Ele também adicionara a encenação ao seu currículo, tinham
sido muito aclamadas as suas interpretações dos clássicos gregos - num cenário
minimalista repetitivo de eleição, a paisagem sueca -, sob um ponto de vista libertário. Assisti a alguns dos
ensaios de uma comédia, o texto alterado para "o povo", recuada, sentada no fundo da sala, observei-o mover-se naquele habitat: vi
teatrinhos dentro de um teatro à procura de o ser, restos de sonho, vi multiplicidades
calculadas e hipocrisias preparadas... espirais do comportamento
humano: afazeres de conta.
O
nosso quotidiano tinha rotinas estabelecidas, o casamento era uma
sociedade, não se questionava a agenda de cada um e os compromissos
comuns nunca precisavam de acertos, uma boa equipa. Por intermédio
de alguns camaradas, comecei a publicar crónicas num periódico,
motivada pela experiência no estrangeiro, foquei-me na questão
feminista; os primeiros textos foram reescritos várias vezes: o
vocabulário demasiado exigente, a temática demasiado agressiva, o
assunto desadequado à realidade nacional... Depois de uma reunião,
revolucionária e progressista, percebi quais eram as questões
estruturais importantes: foquei-me nelas e continuei a escrever com tinta azul.
Dois
anos: crónicas compiladas, o rótulo feminista, uma publicação de
pequena tiragem. Continuei a guardar a poesia escrita em gavetas.
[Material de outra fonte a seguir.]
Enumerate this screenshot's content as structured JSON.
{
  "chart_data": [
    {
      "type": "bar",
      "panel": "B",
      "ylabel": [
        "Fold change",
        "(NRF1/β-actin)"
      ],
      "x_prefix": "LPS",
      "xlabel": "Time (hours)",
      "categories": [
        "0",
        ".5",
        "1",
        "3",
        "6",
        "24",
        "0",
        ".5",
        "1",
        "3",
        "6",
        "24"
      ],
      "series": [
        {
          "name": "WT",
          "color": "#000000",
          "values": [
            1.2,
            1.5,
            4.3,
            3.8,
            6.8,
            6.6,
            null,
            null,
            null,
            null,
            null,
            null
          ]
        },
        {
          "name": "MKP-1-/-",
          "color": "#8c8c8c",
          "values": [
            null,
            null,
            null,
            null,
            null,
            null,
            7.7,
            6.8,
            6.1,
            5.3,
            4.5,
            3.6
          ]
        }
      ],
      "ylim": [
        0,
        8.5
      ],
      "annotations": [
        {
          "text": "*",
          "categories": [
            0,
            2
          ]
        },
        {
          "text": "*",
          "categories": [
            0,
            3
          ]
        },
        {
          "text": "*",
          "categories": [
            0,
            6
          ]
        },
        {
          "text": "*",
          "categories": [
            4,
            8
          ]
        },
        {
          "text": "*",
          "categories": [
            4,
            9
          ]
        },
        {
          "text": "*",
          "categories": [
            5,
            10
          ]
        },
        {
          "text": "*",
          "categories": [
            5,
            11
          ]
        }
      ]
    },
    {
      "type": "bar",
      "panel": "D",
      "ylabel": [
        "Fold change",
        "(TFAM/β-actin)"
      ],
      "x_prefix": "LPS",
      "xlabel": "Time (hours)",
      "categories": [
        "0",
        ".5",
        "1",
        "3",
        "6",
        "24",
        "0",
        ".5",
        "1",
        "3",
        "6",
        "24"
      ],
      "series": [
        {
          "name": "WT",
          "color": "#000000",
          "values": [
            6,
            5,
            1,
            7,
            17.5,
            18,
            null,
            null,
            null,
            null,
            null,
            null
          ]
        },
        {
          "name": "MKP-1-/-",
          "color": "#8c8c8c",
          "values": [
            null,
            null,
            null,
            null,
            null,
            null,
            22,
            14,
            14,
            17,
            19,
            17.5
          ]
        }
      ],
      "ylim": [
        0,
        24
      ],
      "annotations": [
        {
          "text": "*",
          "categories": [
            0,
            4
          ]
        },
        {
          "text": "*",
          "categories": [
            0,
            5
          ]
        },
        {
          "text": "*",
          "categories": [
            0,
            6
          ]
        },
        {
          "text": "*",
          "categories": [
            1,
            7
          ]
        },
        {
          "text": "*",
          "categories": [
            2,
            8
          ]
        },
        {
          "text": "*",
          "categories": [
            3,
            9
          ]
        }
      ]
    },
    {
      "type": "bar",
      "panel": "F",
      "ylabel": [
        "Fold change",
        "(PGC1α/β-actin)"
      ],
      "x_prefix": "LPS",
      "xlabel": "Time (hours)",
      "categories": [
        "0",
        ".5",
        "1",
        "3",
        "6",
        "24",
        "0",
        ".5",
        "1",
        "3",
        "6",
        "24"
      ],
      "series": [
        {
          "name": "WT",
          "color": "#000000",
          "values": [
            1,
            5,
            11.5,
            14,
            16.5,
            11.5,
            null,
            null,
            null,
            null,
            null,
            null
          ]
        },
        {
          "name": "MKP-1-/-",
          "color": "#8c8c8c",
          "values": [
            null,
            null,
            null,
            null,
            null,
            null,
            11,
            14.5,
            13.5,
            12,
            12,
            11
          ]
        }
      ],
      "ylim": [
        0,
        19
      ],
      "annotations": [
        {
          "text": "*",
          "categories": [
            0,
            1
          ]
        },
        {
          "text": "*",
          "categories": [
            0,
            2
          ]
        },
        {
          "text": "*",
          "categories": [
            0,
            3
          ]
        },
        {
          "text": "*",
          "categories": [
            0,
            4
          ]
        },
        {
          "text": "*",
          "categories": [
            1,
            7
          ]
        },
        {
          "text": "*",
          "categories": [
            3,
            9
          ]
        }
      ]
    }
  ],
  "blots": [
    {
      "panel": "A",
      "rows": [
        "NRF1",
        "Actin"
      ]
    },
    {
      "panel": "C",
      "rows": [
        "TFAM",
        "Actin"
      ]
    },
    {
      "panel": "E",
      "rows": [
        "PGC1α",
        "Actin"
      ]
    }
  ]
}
Um dia resolvi entregar-lhe os poemas... como se, pelos
nossos desejos, as pessoas fossem diferentes... nem uma palavra,
recebeu o conjunto de textos e instalou-o na mesa de cabeceira, eu também não disse
nada; meses depois, ao encontrar o manuscrito, no escritório, como
suporte para a sua máquina de escrever... irada, corri até à editora de um velho amigo: em duas horas tudo
se acertou. Quinze dias depois fui a um advogado; meses mais tarde, na mesma
manhã em que verificaria a versão final do livro, estaria ainda a dois
anos de assinar o divório: o fim do inferno.
Após
lhe ter comunicado a intenção de separação, coabitámos sem
problemas de maior, mas, à medida que os dias foram passando, a
violência verbal surgiu e trouxe a outra. O meu marido
transformou-se num animal irracional, fez o processo arrastar-se e
envolveu familiares e amigos, notas na imprensa... nas fileiras
progressistas do movimento revolucionário também não encontrei
solidariedade. O divórcio não era pecado mas demonstrava falta de
sentido de compromisso. Fui obrigada a viver com ele durante todo o processo, sem recursos económicos, as crónicas canceladas. Percebi que Abril soçobrava para algumas
mulheres e o meu rótulo de feminista... só era prestigiante em
determinados círculos. Constatei-o também na esquadra de polícia,
onde apresentei queixas inúteis, após as primeiras agressões.
-
Ó Freitas, traz aí o bloco de notas e vai apontando o depoimento,
depois passas à máquina, não faz mal, tens a tarde toda. Escreves
agressão, sim com dois “s”, aí nessa linha. A senhora desculpe
lá a demora mas... sabe como é, não sabe? Pois, a sua cara não me
é estranha, ó Freitas, a cara desta senhora não te parece
familiar? Já sei, é isso mesmo, tens razão, a senhora escreve para
o jornal. Escreve sobre quê? Culinária? Ah, direitos das mulheres,
Freitas, apontaste? Olhe, minha senhora, a verdade é que esse tipo
de situações acontece de vez em quando. É uma pena. Mas tudo se
resolve. As pessoas perdem a paciência, às vezes falta um bocadinho
de calma, as senhoras tendem a ficar nervosas. Olhe, vou ser sincero
consigo, é raro recebermos destas queixas, estas coisas costumam
resolver-se. Às vezes, é só um copito a mais, não é? Ou a
senhora talvez se tenha exaltado um pouco, talvez um grito ou dois...
Pronto, pronto... estava só a tentar ajudar. Não precisa de ficar
nervosa, não vale a pena estar a levantar a voz. Tenha calma, não
se exalte. Freitas, é melhor começares a escrever à máquina.